3. Practice deep breathing together.
If you find that your child is experiencing heightened anxiety, you may want to practice deep breathing or forms of meditation together.
When it’s done in specific patterns, deep breathing techniques can be extremely beneficial for anxiety. For specific techniques, check out my article on the Top 4 Breathing Exercises to Relieve Stress.
Also, when it comes to meditation, it’s not necessarily practical to expect a younger child to sit and focus long enough to meditate. But I’ve found that the Mindful Kids cards for ages 4 and up are great for promoting focus and aiding calm. In fact, I’ve used them with my sons when they needed help overcoming anxiety.
4. Focus on reducing at-home stressors.
While we all like to believe our homes are the ultimate relaxing space and sanctuary from the rest of the world, the truth is that this may not always be the case.
Today, we put a lot of stress on our kids—largely due to our own demands and rising stress levels.
The next time your child approaches you with a problem or makes a mistake that you feel could’ve (and should’ve) been avoided, ask yourself if your typical reaction is necessary or if it could be causing anxious feelings in your child.
Ask yourself if your child is under more pressure than you were at their age and, if so, what you can do about it to help them.
Another way to reduce stress-induced anxiety at home? Cut back on screen time. While it’s natural for kids to want to be on them, the truth of the matter is that increased screen time has been linked to heightened anxiety in children and even an increased risk of being diagnosed with ADHD.
Instead of allowing them to be on their phones or tablets constantly, ask your child to join you in a family game night or movie night. Or you could introduce them to a fun book you enjoyed as a child.
The important thing is to find a way to foster a connection, which can help not only to reduce anxiety symptoms in children but also set them up for a happy and healthy life.

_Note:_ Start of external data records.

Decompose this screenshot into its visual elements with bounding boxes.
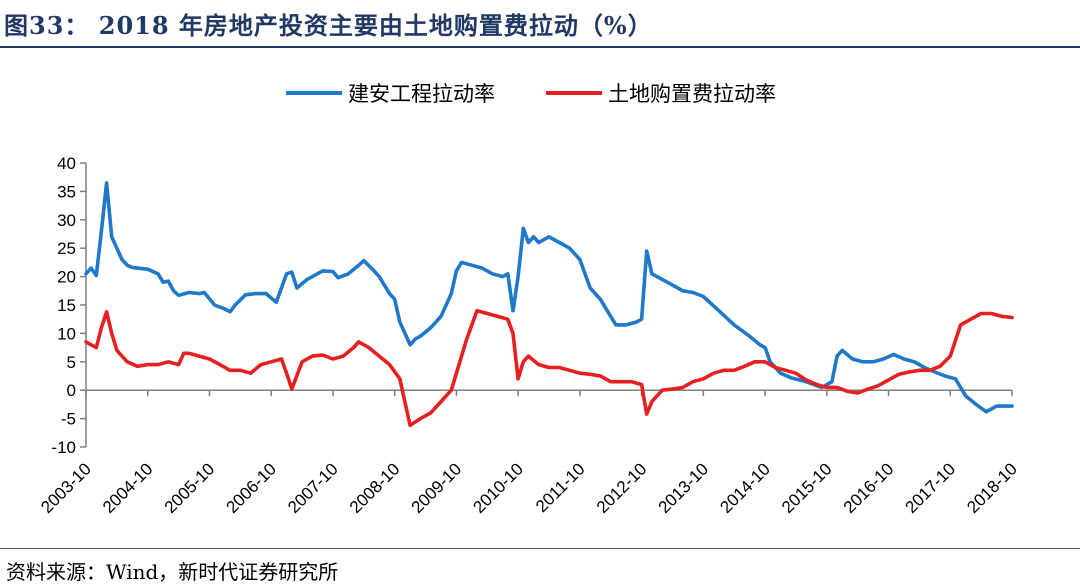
x-tick-label: 2011-10: [532, 459, 589, 516]
x-tick-label: 2009-10: [408, 459, 466, 517]
y-tick-label: 5: [67, 353, 76, 372]
y-tick-label: -5: [61, 410, 76, 429]
x-tick-label: 2012-10: [593, 459, 651, 517]
y-axis: 40 35 30 25 20 15 10 5 0 -5 -10: [51, 154, 87, 457]
x-tick-label: 2008-10: [346, 459, 404, 517]
legend-label-1: 建安工程拉动率: [348, 82, 495, 106]
x-tick-label: 2010-10: [469, 459, 527, 517]
x-tick-label: 2018-10: [963, 459, 1021, 517]
y-tick-label: 20: [57, 268, 76, 287]
legend-label-2: 土地购置费拉动率: [608, 82, 776, 106]
x-tick-label: 2014-10: [716, 459, 774, 517]
x-tick-label: 2005-10: [161, 459, 219, 517]
x-tick-label: 2013-10: [655, 459, 713, 517]
bottom-rule: [0, 548, 1080, 549]
x-axis: 2003-10 2004-10 2005-10 2006-10 2007-10 2008-…: [37, 389, 1021, 517]
series-line-1: [84, 181, 1014, 414]
x-tick-label: 2006-10: [222, 459, 280, 517]
x-tick-label: 2016-10: [840, 459, 898, 517]
y-tick-label: 40: [57, 154, 76, 173]
series-line-2: [84, 308, 1014, 428]
figure-title: 图33： 2018 年房地产投资主要由土地购置费拉动（%）: [4, 11, 653, 40]
x-tick-label: 2015-10: [778, 459, 836, 517]
y-tick-label: -10: [51, 438, 76, 457]
source-note: 资料来源：Wind，新时代证券研究所: [6, 560, 339, 584]
y-tick-label: 25: [57, 239, 76, 258]
x-tick-label: 2017-10: [902, 459, 960, 517]
y-tick-label: 10: [57, 324, 76, 343]
title-rule: [0, 46, 1080, 48]
x-tick-label: 2004-10: [99, 459, 157, 517]
legend: 建安工程拉动率 土地购置费拉动率: [286, 82, 776, 106]
y-tick-label: 35: [57, 182, 76, 201]
x-tick-label: 2007-10: [284, 459, 342, 517]
y-tick-label: 30: [57, 211, 76, 230]
y-tick-label: 0: [67, 381, 76, 400]
x-tick-label: 2003-10: [37, 459, 95, 517]
line-chart: 建安工程拉动率 土地购置费拉动率 40 35 30 25 20 15 10 5 0 -5 -10 20…: [37, 82, 1021, 517]
y-tick-label: 15: [57, 296, 76, 315]
series-lines: [84, 181, 1014, 428]
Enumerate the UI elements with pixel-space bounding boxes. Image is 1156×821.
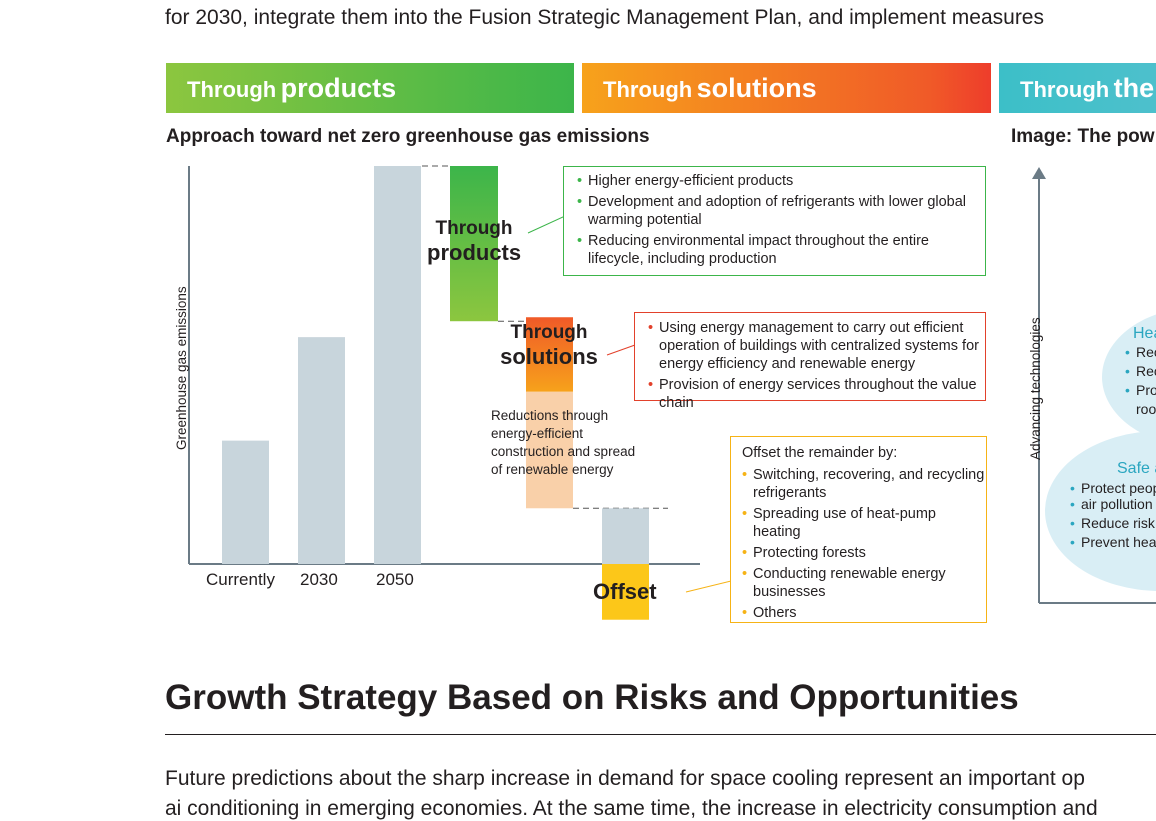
step-solutions-reduction — [526, 391, 573, 509]
banner-small-text: Through — [1020, 77, 1110, 102]
note-line: Reductions through — [491, 408, 609, 423]
right-axis-label: Advancing technologies — [1028, 317, 1043, 460]
list-item: Using energy management to carry out eff… — [648, 319, 985, 373]
list-item: Conducting renewable energy businesses — [742, 565, 986, 601]
list-item: Development and adoption of refrigerants… — [577, 193, 985, 229]
callout-heading: Offset the remainder by: — [742, 445, 898, 461]
step-solutions — [526, 317, 573, 392]
list-item: Others — [742, 604, 986, 622]
body-paragraph-line: Future predictions about the sharp incre… — [165, 767, 1085, 790]
list-item: Rec — [1125, 343, 1156, 362]
bar-currently — [222, 440, 269, 564]
step-products — [450, 166, 498, 322]
list-item: Reducing environmental impact throughout… — [577, 232, 985, 268]
intro-paragraph-line: for 2030, integrate them into the Fusion… — [165, 6, 1044, 29]
step-label-line: Through — [510, 322, 588, 343]
banner-small-text: Through — [187, 77, 277, 102]
right-y-axis-arrow-icon — [1032, 167, 1046, 179]
step-label-products: Through products — [427, 217, 521, 265]
x-tick-currently: Currently — [206, 570, 275, 589]
step-label-line: Through — [435, 218, 513, 239]
banner-big-text: solutions — [696, 73, 817, 103]
benefit-title: Hea — [1133, 325, 1156, 342]
banner-through-third: Through the — [999, 63, 1156, 113]
x-tick-2030: 2030 — [300, 570, 338, 589]
body-paragraph-line-cut: ai conditioning in emerging economies. A… — [165, 797, 1098, 820]
step-offset — [602, 564, 649, 620]
list-item: Reduce risk c — [1070, 514, 1156, 533]
benefit-group-upper: Hea Rec Rec Pro roo — [1125, 324, 1156, 419]
reductions-note: Reductions through energy-efficient cons… — [491, 407, 635, 479]
banner-big-text: the — [1113, 73, 1155, 103]
list-item: Higher energy-efficient products — [577, 172, 985, 190]
right-figure-heading: Image: The pow — [1011, 126, 1155, 147]
bar-2050 — [374, 166, 421, 564]
list-item-continued: air pollution — [1070, 495, 1156, 514]
section-divider — [165, 734, 1156, 735]
note-line: energy-efficient — [491, 426, 584, 441]
step-label-line: products — [427, 240, 522, 265]
list-item: Provision of energy services throughout … — [648, 376, 985, 412]
chart-heading: Approach toward net zero greenhouse gas … — [166, 126, 650, 147]
step-label-solutions: Through solutions — [500, 321, 598, 369]
step-offset-residual — [602, 508, 649, 564]
list-item: Protect peop — [1070, 479, 1156, 498]
list-item: Rec — [1125, 362, 1156, 381]
list-item: Spreading use of heat-pump heating — [742, 505, 986, 541]
banner-big-text: products — [280, 73, 397, 103]
benefit-group-lower: Safe a Protect peop air pollution Reduce… — [1070, 459, 1156, 552]
callout-pointer-products — [527, 215, 566, 234]
list-item: Pro — [1125, 381, 1156, 400]
y-axis-label: Greenhouse gas emissions — [174, 286, 189, 450]
section-heading: Growth Strategy Based on Risks and Oppor… — [165, 678, 1019, 717]
step-label-offset: Offset — [593, 579, 657, 604]
list-item: Switching, recovering, and recycling ref… — [742, 466, 986, 502]
callout-pointer-offset — [685, 580, 732, 597]
benefit-title: Safe a — [1117, 460, 1156, 477]
note-line: of renewable energy — [491, 462, 614, 477]
banner-through-solutions: Through solutions — [582, 63, 991, 113]
callout-pointer-solutions — [606, 344, 636, 366]
banner-small-text: Through — [603, 77, 693, 102]
list-item: Prevent heat — [1070, 533, 1156, 552]
note-line: construction and spread — [491, 444, 636, 459]
callout-box-products: Higher energy-efficient products Develop… — [563, 166, 986, 276]
callout-box-solutions: Using energy management to carry out eff… — [634, 312, 986, 411]
banner-through-products: Through products — [166, 63, 574, 113]
step-label-line: solutions — [500, 344, 598, 369]
list-item: Protecting forests — [742, 544, 986, 562]
bar-2030 — [298, 337, 345, 564]
list-item-continued: roo — [1136, 401, 1156, 417]
x-tick-2050: 2050 — [376, 570, 414, 589]
callout-box-offset: Offset the remainder by: Switching, reco… — [730, 436, 987, 623]
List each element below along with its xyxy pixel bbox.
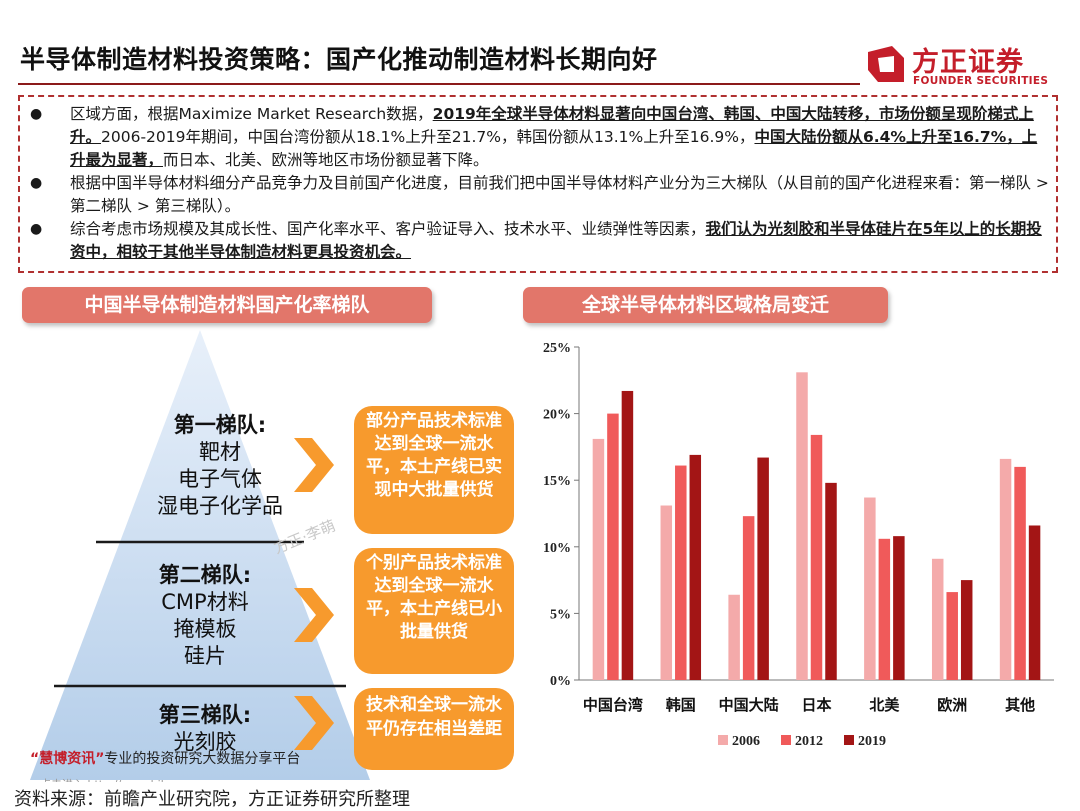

- Anxiety symptoms in children can sometimes be hidden or masked as something else. And this is a problem since anxiety in children is on the rise.
- Five of the top hidden anxiety symptoms in children include: feeling fear or worry, acting irritable and/or angry, having trouble sleeping, feeling fatigued, and experiencing regular pain, such as headaches or stomachaches.
- Some natural techniques for reducing anxiety in children include: giving anxiety a name and a signal, starting a communication journal, practicing deep breathing and kid-friendly meditation, and focusing on reducing at-home stressors such as screen time and placing unrealistic demands on our kids.